Washington, D.C. – Today, Campaign Legal Center (CLC) submitted letters to election offices in five states regarding frivolous mass challenges to voters’ eligibility: Michigan, Nevada, Ohio, Pennsylvania and Wisconsin. The letters provide guidance for election officials about what the standards for challenges are in their respective states and how to dismiss illegitimate challenges to voter eligibility. 

“To make every vote count, we need a system that is free and fair to ensure that everyone’s voice is heard,” said Danielle Lang, Campaign Legal Center’s senior director for voting rights. “Partisan actors have shamefully weaponized mass challenges as part of a widespread effort to harass election workers, intimidate voters, and create unnecessary barriers to the ballot. This is already a busy time for election officials across the country, and they shouldn’t have to waste valuable resources responding to unfounded and frivolous challenges. Our hope is that these letters will provide the necessary guidance so that election workers can refocus their efforts on what really matters—ensuring a free and fair election where every vote is counted.”  

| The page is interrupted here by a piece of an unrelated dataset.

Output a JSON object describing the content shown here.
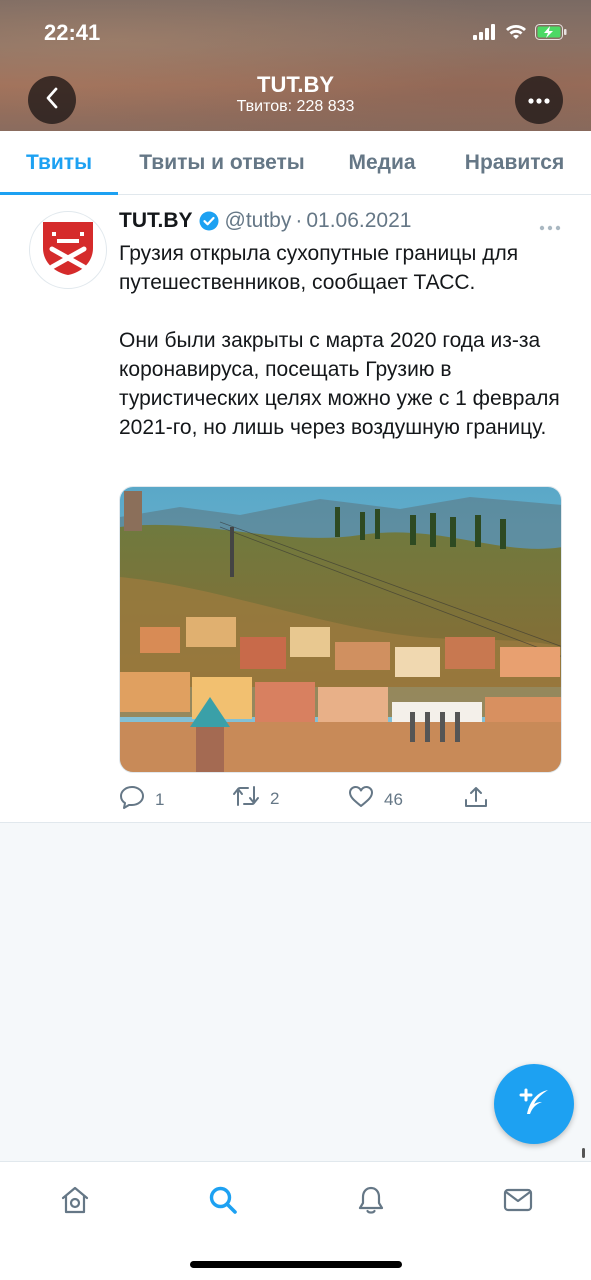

Election offices are being inundated with baseless mass challenges to voters’ eligibility. Just last month, Georgia’s Gwinnett County Board of Elections received challenges to the eligibility of some 37,500 voters—more than six percent of the county’s total registered voters, and more than three times President Biden’s 2020 margin of victory in Georgia. These unfounded challenges, orchestrated by outside partisan groups, risk disenfranchising eligible voters and take election officials’ attention away from their many critical tasks that ensure a smoothly run and secure election. 

Partisan actors have weaponized laws in many states that allow private citizens to challenge their peers’ right to vote, either before or on Election Day. These mass challenges can be based on meritless allegations such as a voter having changed addresses, and often rely on faulty data sets containing inaccurate or outdated information. If successful, these challenges can lead to eligible voters’ removal from the rolls, preventing them from participating in an election in which they are legally entitled to vote.